The Third Annual No Depression Critics’ Poll
SUNDAY MORNING, RISING UP
For some months it has been clear that many of the albums which provoked delight this year were, quite unexpectedly, of a spiritual bent, of a gospel flavor. Songs about god, if not country.
My churchgoing friends, including Pastor Molly, for whom we will cook dinner in a few days, would doubtless suggest I attend to the message of this music, though I’m not certain they would hear the spirit in Mary Gauthier’s Mercy Now, nor in Bettye LaVette’s I’ve Got My Own Hell To Raise.
At the slight risk of protesting too much, I’ve never found my faith in religious books and buildings. Once or twice each year, as a courtesy and a curiosity, I walk through that door, and it never feels nearly as much like home as do the peaceful mountains outside. And, anyway, I am rarely drawn into music by lyrics (though inelegant words will push me away quicker even than tuneless vocals). It is the sound of things that captivates the ear, and then, maybe, the sense of them.
The other inescapable truth of my year-end list (and I sought particularly to frame choices around discs listened to for pleasure, not the anointed art one hears and reveres for duty) is that my divorce from what is now called indie rock seems nearly complete.
This is troublesome, and confusing. I have watched too many peers stop listening and build careers around the static past. I accept that punk is inherently too adolescent for my middle years, but the impulse to rock, and loudly, has hardly vanished.
Nevertheless, I remain largely deaf to the charms of the various indie-rock artists whose work is proposed for these pages, and I could rarely explain — based on my listening alone — why some are featured and others are ignored.
What, then?
This: One single, beautifully crisp moment amid the third song on When The Morning Comes, the new bluegrass gospel album (too new to have made my list, in fact) from Paul Williams & the Victory Trio. One solitary vocal phrase, the title to Squire Parsons Jr.’s deathbed song, “I Call It Home”. It turns this way: “Some call it heaven/I call it home.” Paul Williams’ voice, still the stuff of legend, rises up to that second line with a ferocious certainty that is simply stunning, and then goes back about its business.

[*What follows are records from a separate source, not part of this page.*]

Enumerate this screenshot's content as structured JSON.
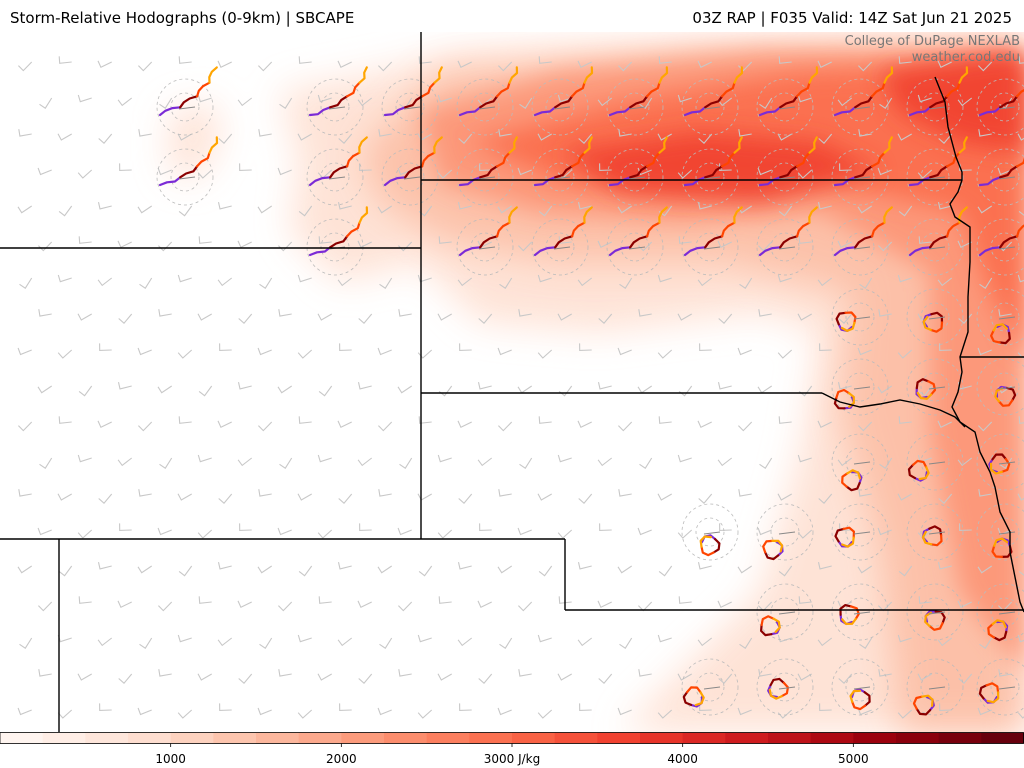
{
  "header": {
    "title": "Storm-Relative Hodographs (0-9km) | SBCAPE",
    "run_info": "03Z RAP | F035 Valid: 14Z Sat Jun 21 2025"
  },
  "credits": {
    "line1": "College of DuPage NEXLAB",
    "line2": "weather.cod.edu"
  },
  "colorbar": {
    "min": 0,
    "max": 6000,
    "ticks": [
      {
        "value": 1000,
        "label": "1000"
      },
      {
        "value": 2000,
        "label": "2000"
      },
      {
        "value": 3000,
        "label": "3000 J/kg"
      },
      {
        "value": 4000,
        "label": "4000"
      },
      {
        "value": 5000,
        "label": "5000"
      }
    ],
    "colors": [
      "#fff5f0",
      "#fee0d2",
      "#fcbba1",
      "#fc9272",
      "#fb6a4a",
      "#ef3b2c",
      "#cb181d",
      "#99000d",
      "#67000d"
    ]
  },
  "hodograph_colors": {
    "0-3km": "#7b2bd6",
    "3-6km": "#8b0000",
    "6-9km": "#ff4500",
    "9km": "#ffa500"
  },
  "barb_color": "#c8c8c8",
  "border_color": "#000000"
}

But it is enough, for it is an answer of an unexpected kind.
The truth is (or, at least, my truth is) that most of the artists I listened to this year — Marty Stuart, Doyle Lawson, LaVette, even Lee Ann Womack — simply rock harder than today’s indie-rock darlings.

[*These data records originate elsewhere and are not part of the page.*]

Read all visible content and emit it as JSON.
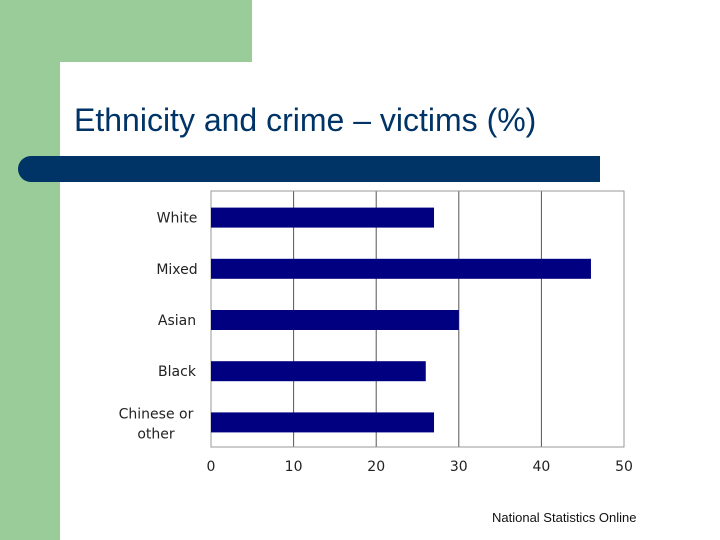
{
  "slide": {
    "title": "Ethnicity and crime – victims (%)",
    "source": "National Statistics Online"
  },
  "colors": {
    "accent_green": "#99cc99",
    "title_bar": "#003366",
    "bar_fill": "#000080"
  },
  "chart_data": {
    "type": "bar",
    "orientation": "horizontal",
    "categories": [
      "White",
      "Mixed",
      "Asian",
      "Black",
      "Chinese or other"
    ],
    "values": [
      27,
      46,
      30,
      26,
      27
    ],
    "xlim": [
      0,
      50
    ],
    "xticks": [
      "0",
      "10",
      "20",
      "30",
      "40",
      "50"
    ],
    "grid": true,
    "legend": "none"
  }
}
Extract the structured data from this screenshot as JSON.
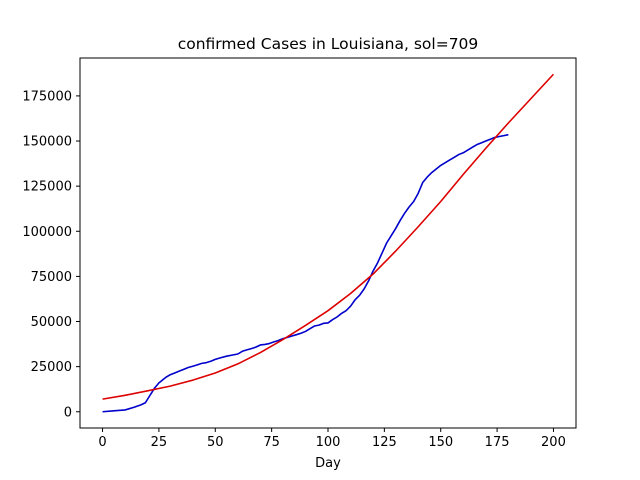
{
  "chart_data": {
    "type": "line",
    "title": "confirmed Cases in Louisiana, sol=709",
    "xlabel": "Day",
    "ylabel": "",
    "xlim": [
      -10,
      210
    ],
    "ylim": [
      -9000,
      196000
    ],
    "xticks": [
      0,
      25,
      50,
      75,
      100,
      125,
      150,
      175,
      200
    ],
    "yticks": [
      0,
      25000,
      50000,
      75000,
      100000,
      125000,
      150000,
      175000
    ],
    "grid": false,
    "legend": "none",
    "series": [
      {
        "color": "#0000cc",
        "x": [
          0,
          5,
          10,
          14,
          17,
          19,
          20,
          21,
          22,
          23,
          24,
          25,
          26,
          27,
          28,
          29,
          30,
          32,
          34,
          36,
          38,
          40,
          42,
          44,
          46,
          48,
          50,
          52,
          55,
          58,
          60,
          62,
          64,
          66,
          68,
          70,
          72,
          74,
          76,
          78,
          80,
          82,
          84,
          86,
          88,
          90,
          92,
          94,
          96,
          98,
          100,
          102,
          104,
          106,
          108,
          110,
          112,
          114,
          116,
          118,
          120,
          122,
          124,
          126,
          128,
          130,
          132,
          134,
          136,
          138,
          140,
          142,
          144,
          146,
          148,
          150,
          152,
          154,
          156,
          158,
          160,
          162,
          164,
          166,
          168,
          170,
          172,
          174,
          176,
          178,
          180
        ],
        "values": [
          0,
          500,
          1000,
          2500,
          3800,
          5000,
          7000,
          9000,
          11000,
          13000,
          14500,
          16000,
          17000,
          18000,
          19000,
          19800,
          20500,
          21500,
          22500,
          23500,
          24500,
          25200,
          26000,
          26800,
          27200,
          28000,
          29000,
          29800,
          30800,
          31500,
          32000,
          33500,
          34300,
          35000,
          35800,
          37000,
          37300,
          37800,
          38700,
          39500,
          40500,
          41200,
          42000,
          42700,
          43500,
          44500,
          46000,
          47500,
          48000,
          49000,
          49200,
          51000,
          52500,
          54500,
          56000,
          58500,
          62000,
          64500,
          68000,
          72500,
          78000,
          82500,
          88000,
          93500,
          97500,
          101500,
          106000,
          110000,
          113500,
          116500,
          121000,
          127000,
          130000,
          132500,
          134500,
          136500,
          138000,
          139500,
          141000,
          142500,
          143500,
          145000,
          146500,
          148000,
          149000,
          150000,
          151000,
          152000,
          152500,
          153000,
          153500
        ]
      },
      {
        "color": "#dd0000",
        "x": [
          0,
          10,
          20,
          30,
          40,
          50,
          60,
          70,
          80,
          90,
          100,
          110,
          120,
          130,
          140,
          150,
          160,
          170,
          180,
          190,
          200
        ],
        "values": [
          7000,
          9100,
          11600,
          14200,
          17500,
          21500,
          26500,
          32800,
          40000,
          47800,
          56000,
          65500,
          76300,
          89000,
          102500,
          116500,
          131500,
          146000,
          160000,
          173500,
          187000
        ]
      }
    ]
  }
}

Which is, perhaps, a matter of perspective.
These last few days I have also been listening to the remastered Talking Heads box, and to the new John Fogerty compilation. And, at ear-splitting volume, to Spiderbait’s brilliant remake of Lead Belly’s “Black Betty”, though I suspect, they, too, learned it from Ram Jam’s ’70s cover (alas, it’s the only spectacular song on Tonight Alright).
They all rock, and I think I have found what I am looking for, what I have been missing: Certainty, confidence, even cockiness. Clarity.
Rock ‘n’ roll is black and white music, both in its lineage and in its formulae. It does not dwell easily (nor for long) in gray areas. Even the searching songs — Bono, Spencer Davis Group, whatever — have a certainty about what’s missing.
And that is what’s missing. Indie rock seems all gray areas and self-reflexive noodling subtleties that are lost on me, and I’m a guy whose writing, when it’s any good, is all about those gray areas. Emo notwithstanding (and I’ve always found its precious tunelessness to be unlistenable), it is almost as if we’re going through a different version of the prog-rock era, in which young rockers wish so much to be taken as serious artists that they lose sight of the simple, glorious fun of cutting loose and saying what they really mean.
In which way, of course, they mirror much of society, thus still doing the most important job of art — letting us look at ourselves in a mirror we did not hang.
Which, I think, is why I respond so joyously to the absolute certainty of gospel music, and to the careful questing implicit throughout Mary Gauthier’s best work. It may also explain the mystery Thomas Frank was unable to solve in his somewhat glib book, What’s The Matter With Kansas? People who are certain they’re going to heaven really will vote against their best interests here on earth — particularly if they imagine that doing so will get them through those gates.
I wish I had their certainty. I wish they had my faith.